Earth brought up from wells or other excavations soon produces a harvest of plants often very unlike those of the local flora, and Hayden informs us that on our great Western desert plains, "wherever the earth is broken up, the wild sun-flower (Helianthus) and others of the taller-growing plants, though previously unknown in the vicinity, at once spring up, almost as if spontaneous generation had taken place." [Footnote: Geological Survey of Wyoming, p. 455.]
Moritz Wagner, as quoted by Wittwer, [Footnote: Physikalische Geographie, p. 486.] remarks in his description of Mount Ararat: "A singular phenomenon to which my guide drew my attention is the appearance of several plants on the earth-heaps left by the last catastrophe [an earthquake], which grow nowhere else on the mountain, and had never been observed in this region before. The seeds of these plants were probably brought by birds, and found in the loose, clayey soil remaining from the streams of mud, the conditions of growth which the other soil of the mountain refused them." This is probable enough, but it is hardly less so that the flowing mud brought them up to the influence of air and sun, from depths where a previous convulsion had buried them ages before.
Seeds of small sylvan plants, too deeply buried by successive layers of forest foliage and the mould resulting from its decomposition to be reached by the plough when the trees are gone and the ground brought under cultivation, may, if a wiser posterity replants the wood which sheltered their parent stems, germinate and grow, after lying for generations in a state of suspended animation.

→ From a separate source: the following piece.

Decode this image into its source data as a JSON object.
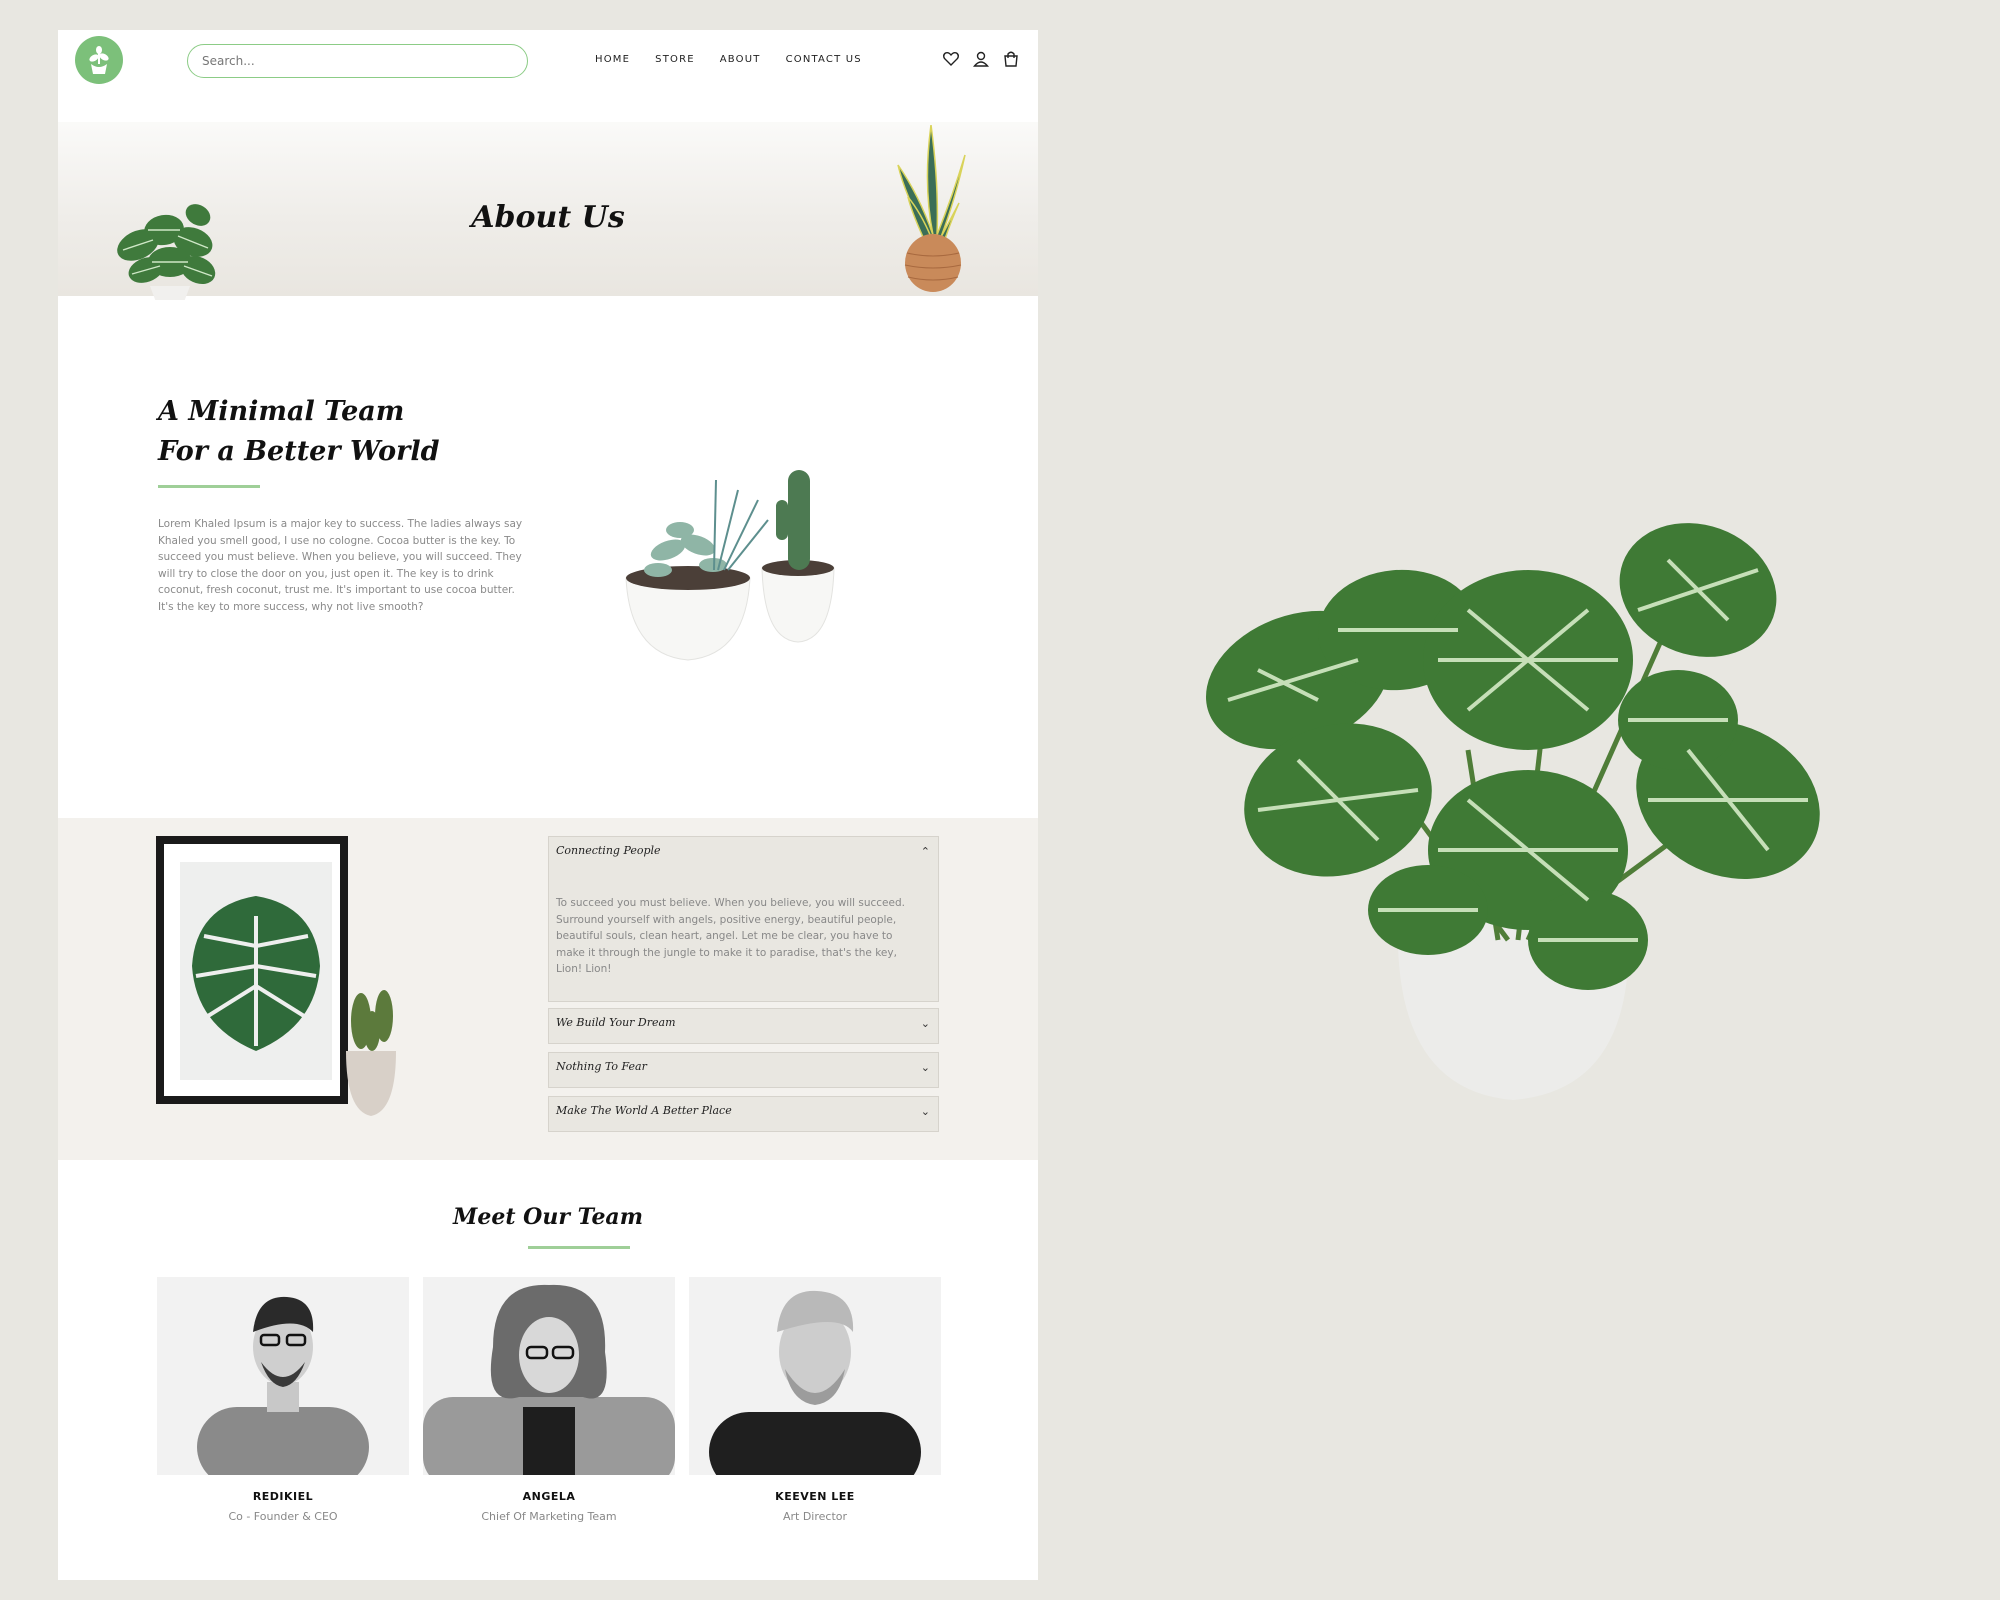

Darwin says: "On the estate of a relation there was a large and extremely barren heath, which had never been touched by the hand of man, but several hundred acres of exactly the same nature had been enclosed twenty-five years previously and planted with Scotch fir. The change in the native vegetation of the planted part of the heath was most remarkable—more than is generally seen in passing from one quite different soil to another; not only the proportional numbers of the heath-plants were wholly changed, but TWELVE SPECIES of plants (not counting grasses and sedges) flourished in the plantation which could not be found on the heath." [Footnote: Origin of Species, American edition, p. 60.] Had the author informed us that these twelve plants belonged to species whose seeds enter into the nutriment of the birds which appeared with the young wood, we could easily account for their presence in the soil; but he says distinctly that the birds were of insectivorous species, and it therefore seems more probable that the seeds had been deposited when an ancient forest protected the growth of the plants which bore them, and that they sprang up to new life when a return of favorable conditions awaked them from a sleep of centuries. Darwin indeed says that the heath "had never been touched by the hand of man." Perhaps not, after it became a heath; but what evidence is there to control the general presumption that this heath was preceded by a forest, in whose shade the vegetables which dropped the seeds in question might have grown [Footnote: Writers on vegetable physiology record numerous instances where seeds have grown after lying dormant for ages. The following cases are mentioned by Dr. Dwight (Travels, ii., pp. 438, 430).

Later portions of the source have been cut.